Extract information from unstructured medical text accurately and quickly No machine learning experience required
Comprehend Medical is a natural language processing service that makes it easy to use machine learning to extract relevant medical information from unstructured text. Using Comprehend Medical, you can quickly and accurately gather information, such as medical condition, medication, dosage, strength, and frequency from a variety of sources like doctors’ notes, clinical trial reports, and patient health records.
One of the important ways to improve patient care and accelerate clinical research is by understanding and analyzing the insights and relationships that are “trapped” in free-form medical text, including hospital admission notes and a patient’s medical history.
Today this is achieved by writing and maintaining a set of customized rules for natural language processing software, which are complicated to build, time-consuming to maintain, and fragile. A change to a single classification code name, for example, can impact dozens of hard-coded rules and failing to update a single one of them can result in missed or incorrect data. Machine learning can change all that with models that can reliably understand the medical information in unstructured text, identify meaningful relationships, and improve over-time.
Comprehend Medical uses advanced machine learning models to accurately and quickly identify medical information, such as medical conditions and medications, and determines their relationship to each other, for instance, medicine dosage and strength. You access Comprehend Medical through a simple API call, no machine learning expertise is required, no complicated rules to write, and no models to train.
You can use the extracted medical information and their relationships to build applications for use cases like clinical decision support, revenue cycle management (medical coding), and clinical trial management. Because Comprehend Medical is HIPAA eligible and can quickly identify protected health information (PHI), such as name, age, and medical record number, you can also use it to create applications that securely process, maintain, and transmit PHI. You pay only for what you use, and there are no minimum fees or upfront commitments.
Perform medical cohort analysis
In oncology, it is critical that the right selection criteria are quickly discovered to recruit patients for clinical trials. Comprehend Medical understands and identifies complex medical information found in unstructured text to help make indexing and searching easier. You can use these insights to identify recruit patients to the appropriate clinical trial in a fraction of the time and cost from manual selection processes.

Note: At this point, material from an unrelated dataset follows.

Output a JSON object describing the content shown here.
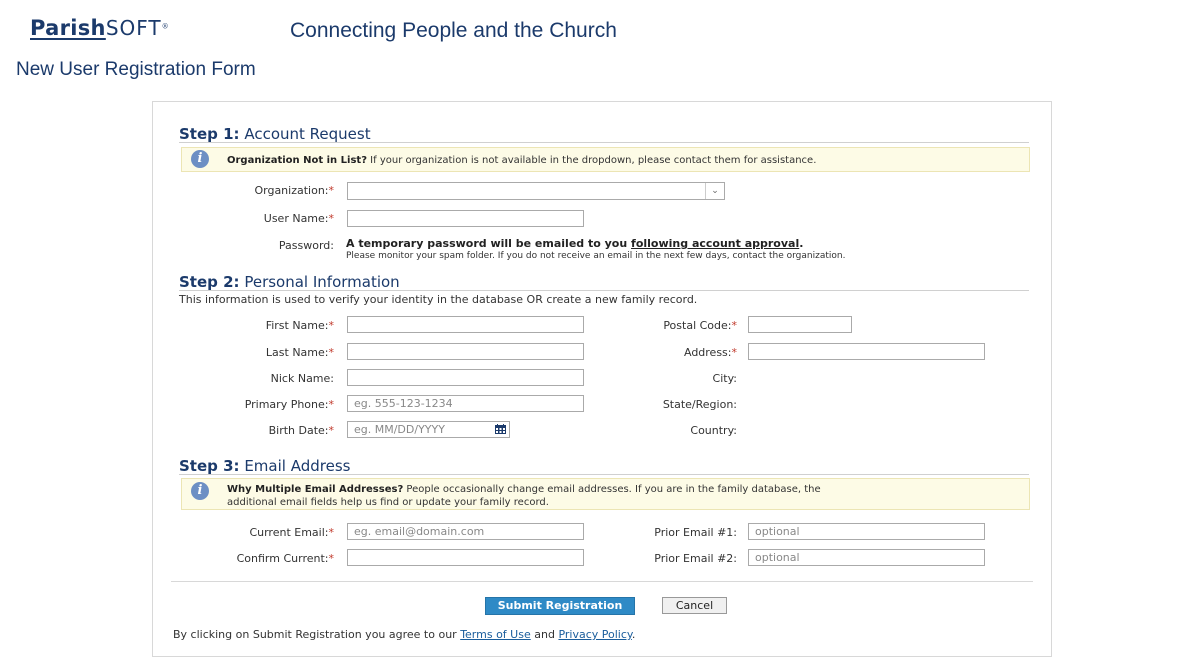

Support clinical decisions
Comprehend Medical extracts medical information from patient data stored in storage and returns structured results that you can integrate into a healthcare dashboard a care support team can access. For example, a developer can build an early warning system to help identify individuals at risk of multiple sclerosis by extracting diagnosis, sign, and symptoms from more than 100,000 clinical notes using Comprehend Medical. By providing a “single lens” into the patients’ medical history, clinical teams can make decisions that are more informed.
Improve medical coding in revenue cycle management
For a hospital, the process of finding the right diagnosis in the patient notes that should be mapped to the correct code in the International Classification of Diseases (ICD) can be time-consuming and tedious. It is particularly challenging to extract diagnoses that can be represented in different ways. For example, “atrial fibrillation” is sometimes written as “AF.” Comprehend Medical can accurately identify abbreviations, misspellings, and typos in medical text. This reduces the time a medical coder must spend analyzing unstructured notes, decreases the time burden on clinical staff, and improves efficiency.